Again her perception of Raine Arundel shimmered and shifted. “Yes. I understand. I think.”

“I have a number I want you to memorize.”

“Number?” Where had that come from?

“A phone number. In case you need me for any reason.”

“Like if someone is trying to kill me?” She really hoped that wasn’t what he meant.

He kissed her fingers. “Or you’re pregnant.”

She also really hoped he didn’t think that. “Listen. If I am, you don’t have to worry about it. If there’s one thing I know from my upbringing, it’s how to raise a child alone. You don’t have to be involved.” She was trying to be reassuring, but found herself pressed into the pillows, a big angry, broad-shouldered man leaning over her.

“Do not even—” he separated the words into individual threats “—think that’s going to happen.
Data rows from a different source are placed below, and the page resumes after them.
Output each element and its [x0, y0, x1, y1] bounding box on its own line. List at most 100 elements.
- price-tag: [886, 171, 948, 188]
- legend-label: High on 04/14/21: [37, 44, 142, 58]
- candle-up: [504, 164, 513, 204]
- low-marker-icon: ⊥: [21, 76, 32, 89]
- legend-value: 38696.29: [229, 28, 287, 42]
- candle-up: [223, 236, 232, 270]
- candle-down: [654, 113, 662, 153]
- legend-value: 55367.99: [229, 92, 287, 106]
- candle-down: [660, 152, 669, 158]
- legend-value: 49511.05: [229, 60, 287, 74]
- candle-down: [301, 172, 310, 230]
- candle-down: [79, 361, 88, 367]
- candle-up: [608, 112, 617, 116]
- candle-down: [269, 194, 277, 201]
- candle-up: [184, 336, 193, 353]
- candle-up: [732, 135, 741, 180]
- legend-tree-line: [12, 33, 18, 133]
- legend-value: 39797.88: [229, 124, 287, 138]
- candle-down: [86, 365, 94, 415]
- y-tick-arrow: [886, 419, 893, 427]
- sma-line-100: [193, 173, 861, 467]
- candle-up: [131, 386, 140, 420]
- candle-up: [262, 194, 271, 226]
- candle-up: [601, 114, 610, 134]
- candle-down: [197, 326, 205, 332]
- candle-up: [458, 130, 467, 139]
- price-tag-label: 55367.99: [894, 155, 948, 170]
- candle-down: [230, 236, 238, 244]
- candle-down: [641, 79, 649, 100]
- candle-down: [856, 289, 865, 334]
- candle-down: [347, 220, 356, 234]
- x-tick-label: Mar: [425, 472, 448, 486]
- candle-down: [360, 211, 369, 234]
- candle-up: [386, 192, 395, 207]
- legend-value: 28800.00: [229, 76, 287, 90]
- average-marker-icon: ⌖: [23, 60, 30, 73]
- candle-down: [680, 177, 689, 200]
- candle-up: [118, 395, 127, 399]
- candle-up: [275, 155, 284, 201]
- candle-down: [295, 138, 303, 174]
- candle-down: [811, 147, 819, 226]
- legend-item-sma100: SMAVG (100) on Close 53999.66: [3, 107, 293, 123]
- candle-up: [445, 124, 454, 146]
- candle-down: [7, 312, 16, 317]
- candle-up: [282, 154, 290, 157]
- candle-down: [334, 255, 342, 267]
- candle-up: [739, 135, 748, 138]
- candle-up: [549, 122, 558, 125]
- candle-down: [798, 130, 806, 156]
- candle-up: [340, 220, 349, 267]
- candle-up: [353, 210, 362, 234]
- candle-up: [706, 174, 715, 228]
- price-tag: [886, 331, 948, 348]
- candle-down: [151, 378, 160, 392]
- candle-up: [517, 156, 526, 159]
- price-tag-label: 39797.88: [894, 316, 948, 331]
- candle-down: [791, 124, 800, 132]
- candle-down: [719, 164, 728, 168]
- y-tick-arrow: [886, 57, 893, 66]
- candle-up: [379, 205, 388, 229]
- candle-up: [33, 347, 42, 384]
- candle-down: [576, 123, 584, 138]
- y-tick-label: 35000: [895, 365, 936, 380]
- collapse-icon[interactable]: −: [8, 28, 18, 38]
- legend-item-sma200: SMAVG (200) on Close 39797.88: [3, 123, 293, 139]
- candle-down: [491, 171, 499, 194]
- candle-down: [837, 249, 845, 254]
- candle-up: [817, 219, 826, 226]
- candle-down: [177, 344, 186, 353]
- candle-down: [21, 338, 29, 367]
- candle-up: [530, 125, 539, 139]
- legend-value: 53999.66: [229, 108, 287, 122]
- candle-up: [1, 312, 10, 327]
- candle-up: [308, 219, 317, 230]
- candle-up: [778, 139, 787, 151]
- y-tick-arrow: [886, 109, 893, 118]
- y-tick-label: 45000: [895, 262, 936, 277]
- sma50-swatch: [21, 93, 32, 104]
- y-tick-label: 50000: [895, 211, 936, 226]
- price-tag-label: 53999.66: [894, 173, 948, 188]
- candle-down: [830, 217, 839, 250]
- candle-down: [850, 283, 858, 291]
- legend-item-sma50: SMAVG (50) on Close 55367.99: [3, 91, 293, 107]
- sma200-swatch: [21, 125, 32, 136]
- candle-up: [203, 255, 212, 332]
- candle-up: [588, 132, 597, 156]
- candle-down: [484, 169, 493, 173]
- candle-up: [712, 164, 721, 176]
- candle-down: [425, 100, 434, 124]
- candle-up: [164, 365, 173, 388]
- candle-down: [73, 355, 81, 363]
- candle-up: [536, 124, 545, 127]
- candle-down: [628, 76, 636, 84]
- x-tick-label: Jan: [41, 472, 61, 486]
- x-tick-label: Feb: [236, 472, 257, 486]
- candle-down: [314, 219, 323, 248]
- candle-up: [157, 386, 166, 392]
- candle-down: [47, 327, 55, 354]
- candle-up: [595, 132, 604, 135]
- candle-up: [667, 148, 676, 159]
My child will have two involved parents who love and guide him or her or them .”

“Okay.” She hadn’t been afraid of him before, but this made her wonder what trigger had been tripped. “But we don’t have to—”

“Live together? Yes, we do.” He shook her a little. “You understand?”

She got a panicky, trapped feeling. “Calm down. We’re not talking about a child, we’re talking about a supposition.”

“You’ll call me if you’re pregnant.”

“Yes. Yes, of course.” She looked around. “My phone—”

“Is being replaced.”

“Oh.” She hadn’t thought, but somewhere along the line, when the emergency room personnel had removed and discarded her clothes, her phone had vanished. “Was it…?”

“Broken. I’m surprised you’re not more broken.” He leaned back, but he watched her as if he was ready to pounce—again—and recited the phone number.

She recited it back to him. Several times. Until he pronounced himself satisfied, tucked her in, and rose to start his day. “Sleep as long as you can. My mother says it’s the best way to heal.”

His mother didn’t say anything anymore. She was dead.

But Maarja felt no urge to remind him. She didn’t even want to remember that herself.